Floriane et Aurélie viennent d’Albi, et elles sont toutes les deux étudiantes en biologie.

Avec deux camarades de promo, Clément et Robin, elles ont monté un projet d’observation en Antarctique en partenariat avec Green Peace et Plankton Planet baptisé Amazing Antarctique.

L’objectif : naviguer sur l’Océan Antarctique et récupérer des échantillons prélevés dans différentes région pour observer d’une part les conséquences de la hausse des températures sur le plancton, et d’autre part quantifier la présence de micro-plastique dans l’eau.

Il y a six mois, elles répondaient aux questions d’Esther et avaient besoin d’aide pour le financement de leur projet, aujourd’hui elles sont rentrées avec des étoiles plein les yeux.

Aurélie, Floriane, et toute l’équipe du projet Amazing Antarctique

Observations et sensibilisation écologiques

Du point de vue de leurs observations scientifiques, elles ont été très limitées pendant le temps de leur séjour.

Avec un protocole à respecter chaque jour, leur but était de prélever des échantillons pour qu’ils soient analysés de façon plus poussée en laboratoire :

« Dans le cadre de notre partenariat avec Plankton Planet, nous avions un protocole à respecter pour chiffrer le plancton, mais nous n’avions pas de laboratoire sur place pour observer réellement.

Les échantillons ont été transmis et c’est en cours d’analyse, nous ne connaissons pas encore les résultats c’est trop tôt pour le dire.

Pour le micro-plastique les échantillons ont aussi été envoyés à Green Peace. »

Il y a 6 mois, elles exprimaient leur souhait de faire de la sensibilisation à l’écologie dans des écoles, pour impliquer les plus jeunes dans les questions écologiques, et les encourager à réaliser les projets qui leur tiennent à cœur.

Et bien c’est chose faite ! Elles ont déjà fait plusieurs conférences et interventions dans des classes depuis leur retour, et elles continuent aujourd’hui.

Un voyage éprouvant physiquement

Dans leur entrevue avec Esther, elles avaient partagé leurs craintes concernant les conditions climatiques du voyage, et notamment pendant le passage de Drake, un détroit connu pour être très agité.

L’une des premières choses que j’ai voulu savoir est comment elles ont finalement vécu cette étape du voyage. Floriane raconte :

« Finalement on a eu raison d’avoir peur ! On y a passé 4 jours à l’aller et 6 jours au retour, et on a été malades tout le long ! »

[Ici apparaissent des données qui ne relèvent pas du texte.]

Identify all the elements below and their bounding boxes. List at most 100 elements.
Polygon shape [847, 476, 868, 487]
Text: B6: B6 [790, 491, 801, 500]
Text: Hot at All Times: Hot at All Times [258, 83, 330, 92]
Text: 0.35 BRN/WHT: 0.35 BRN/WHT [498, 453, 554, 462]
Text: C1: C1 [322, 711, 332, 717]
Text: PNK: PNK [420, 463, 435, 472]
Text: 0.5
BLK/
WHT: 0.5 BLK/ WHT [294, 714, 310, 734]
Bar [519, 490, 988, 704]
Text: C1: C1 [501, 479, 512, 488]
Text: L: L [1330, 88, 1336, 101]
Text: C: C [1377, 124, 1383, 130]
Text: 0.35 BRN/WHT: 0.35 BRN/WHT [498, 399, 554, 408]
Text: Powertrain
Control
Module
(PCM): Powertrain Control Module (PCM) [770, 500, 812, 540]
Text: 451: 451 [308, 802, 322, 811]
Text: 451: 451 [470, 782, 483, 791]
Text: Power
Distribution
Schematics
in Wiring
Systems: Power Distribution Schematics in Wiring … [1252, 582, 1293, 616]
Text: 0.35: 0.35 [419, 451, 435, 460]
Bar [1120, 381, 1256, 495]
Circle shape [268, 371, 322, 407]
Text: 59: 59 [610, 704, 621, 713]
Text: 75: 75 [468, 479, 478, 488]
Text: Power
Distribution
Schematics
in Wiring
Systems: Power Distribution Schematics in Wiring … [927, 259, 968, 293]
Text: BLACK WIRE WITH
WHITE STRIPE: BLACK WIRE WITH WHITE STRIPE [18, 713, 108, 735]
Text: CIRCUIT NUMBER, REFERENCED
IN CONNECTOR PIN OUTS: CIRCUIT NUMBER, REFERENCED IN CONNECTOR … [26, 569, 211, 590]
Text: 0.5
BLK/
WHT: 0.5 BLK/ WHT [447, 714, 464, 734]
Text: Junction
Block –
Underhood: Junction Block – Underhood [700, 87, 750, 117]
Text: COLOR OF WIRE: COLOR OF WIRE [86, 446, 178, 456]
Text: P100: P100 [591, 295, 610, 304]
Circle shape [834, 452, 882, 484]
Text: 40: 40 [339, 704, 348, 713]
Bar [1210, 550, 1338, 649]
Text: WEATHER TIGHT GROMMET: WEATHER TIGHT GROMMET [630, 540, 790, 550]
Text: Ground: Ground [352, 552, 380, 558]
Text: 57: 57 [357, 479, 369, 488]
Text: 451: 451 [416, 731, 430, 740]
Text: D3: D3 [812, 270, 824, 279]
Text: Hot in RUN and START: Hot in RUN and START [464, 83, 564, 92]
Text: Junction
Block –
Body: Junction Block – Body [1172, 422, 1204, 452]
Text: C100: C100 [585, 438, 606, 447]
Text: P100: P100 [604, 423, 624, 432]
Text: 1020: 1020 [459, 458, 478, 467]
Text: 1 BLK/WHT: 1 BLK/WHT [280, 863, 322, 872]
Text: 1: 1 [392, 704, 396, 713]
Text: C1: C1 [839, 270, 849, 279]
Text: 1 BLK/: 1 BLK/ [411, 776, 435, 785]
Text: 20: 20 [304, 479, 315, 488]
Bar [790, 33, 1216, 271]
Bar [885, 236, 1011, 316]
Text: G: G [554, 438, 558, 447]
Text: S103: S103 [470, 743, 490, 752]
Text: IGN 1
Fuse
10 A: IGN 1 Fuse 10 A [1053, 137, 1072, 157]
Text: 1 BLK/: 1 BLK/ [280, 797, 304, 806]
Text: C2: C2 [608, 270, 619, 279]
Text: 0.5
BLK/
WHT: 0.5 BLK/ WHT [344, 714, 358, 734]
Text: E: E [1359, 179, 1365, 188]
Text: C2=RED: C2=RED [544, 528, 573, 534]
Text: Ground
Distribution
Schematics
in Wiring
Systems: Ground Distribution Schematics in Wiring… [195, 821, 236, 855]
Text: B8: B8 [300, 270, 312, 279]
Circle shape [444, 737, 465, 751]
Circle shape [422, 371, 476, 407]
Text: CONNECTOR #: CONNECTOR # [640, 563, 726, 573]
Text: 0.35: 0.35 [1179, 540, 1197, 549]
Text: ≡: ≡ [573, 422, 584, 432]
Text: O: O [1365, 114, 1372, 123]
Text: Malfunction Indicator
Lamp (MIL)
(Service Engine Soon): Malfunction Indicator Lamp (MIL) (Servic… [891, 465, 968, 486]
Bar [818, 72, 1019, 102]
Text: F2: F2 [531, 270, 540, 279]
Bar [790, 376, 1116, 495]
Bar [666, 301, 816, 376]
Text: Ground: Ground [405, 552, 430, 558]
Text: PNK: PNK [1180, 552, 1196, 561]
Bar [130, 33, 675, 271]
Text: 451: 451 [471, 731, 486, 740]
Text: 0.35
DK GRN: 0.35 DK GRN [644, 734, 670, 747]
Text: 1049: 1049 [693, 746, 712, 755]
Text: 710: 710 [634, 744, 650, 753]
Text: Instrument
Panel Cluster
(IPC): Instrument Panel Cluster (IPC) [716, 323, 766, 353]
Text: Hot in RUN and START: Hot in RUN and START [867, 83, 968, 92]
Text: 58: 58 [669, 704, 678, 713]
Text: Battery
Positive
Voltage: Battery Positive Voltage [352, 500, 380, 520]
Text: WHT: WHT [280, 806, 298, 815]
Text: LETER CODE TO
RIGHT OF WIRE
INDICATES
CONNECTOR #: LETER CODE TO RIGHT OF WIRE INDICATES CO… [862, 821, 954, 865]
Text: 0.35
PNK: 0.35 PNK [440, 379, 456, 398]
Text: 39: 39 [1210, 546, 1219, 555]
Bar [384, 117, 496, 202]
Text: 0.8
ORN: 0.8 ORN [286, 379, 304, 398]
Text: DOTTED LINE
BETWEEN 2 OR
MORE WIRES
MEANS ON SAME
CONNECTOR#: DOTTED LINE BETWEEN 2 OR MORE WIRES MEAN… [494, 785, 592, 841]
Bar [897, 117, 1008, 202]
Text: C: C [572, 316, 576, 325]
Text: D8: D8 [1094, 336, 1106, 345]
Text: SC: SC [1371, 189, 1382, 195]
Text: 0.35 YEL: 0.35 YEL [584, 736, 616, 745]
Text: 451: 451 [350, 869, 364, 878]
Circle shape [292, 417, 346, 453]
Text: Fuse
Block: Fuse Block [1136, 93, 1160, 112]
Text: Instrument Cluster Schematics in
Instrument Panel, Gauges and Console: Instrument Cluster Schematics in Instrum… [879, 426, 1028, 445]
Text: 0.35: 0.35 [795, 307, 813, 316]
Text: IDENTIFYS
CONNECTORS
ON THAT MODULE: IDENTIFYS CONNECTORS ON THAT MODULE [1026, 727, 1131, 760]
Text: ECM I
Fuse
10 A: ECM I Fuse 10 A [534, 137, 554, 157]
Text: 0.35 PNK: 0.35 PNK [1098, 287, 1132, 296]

Elle affirme que si c’était à refaire, elle ne voudrait pas retenter la traversée de ce passage. Et concernant le froid, il ne les a pas non plus épargnées :

« Chaque jour on devait faire des quarts : trois fois deux heures par jour à vérifier qu’il n’y ait pas d’iceberg, ou d’obstacles qu’on n’ait pas anticipés pour les manœuvres.

Du coup ce sont deux heures où on était sur le pont, mouillées par les vagues, on avait froid, c’était assez fatigant et éprouvant. »

« Le problème c’est que sur le bateau on était vraiment immobiles, on a remarqué qu’on était très sensibles au niveau des extrémités, des mains et des pieds. On avait vraiment très froid.

Mais par contre dès qu’on allait sur le continent, sur la terre, qu’on se déplaçait, avec tous les équipements qu’on avait, ça allait.

On a eu des engelures à tous les membres, et on n’avait rien du tout pour les soigner, on n’avait pas prévu ça ! Il n’y avait pas d’autre choix que d’attendre que ça passe. »

Des moments magiques plein de leçons

Un mois entier sur un voilier navigant sur les eaux de l’Océan Antarctique, difficile de s’imaginer les sensations que cela peut procurer.

Floriane et Aurélie décrivent elles-mêmes des moments inoubliables qu’elles n’auraient pas pu anticiper :

« Il y eu des moments assez magiques, les paysages, les animaux rencontrés, les orques les baleines… Un jour en fin de soirée, le soleil se couchait, et le bateau a suivi des baleines pendant 30 minutes/1h.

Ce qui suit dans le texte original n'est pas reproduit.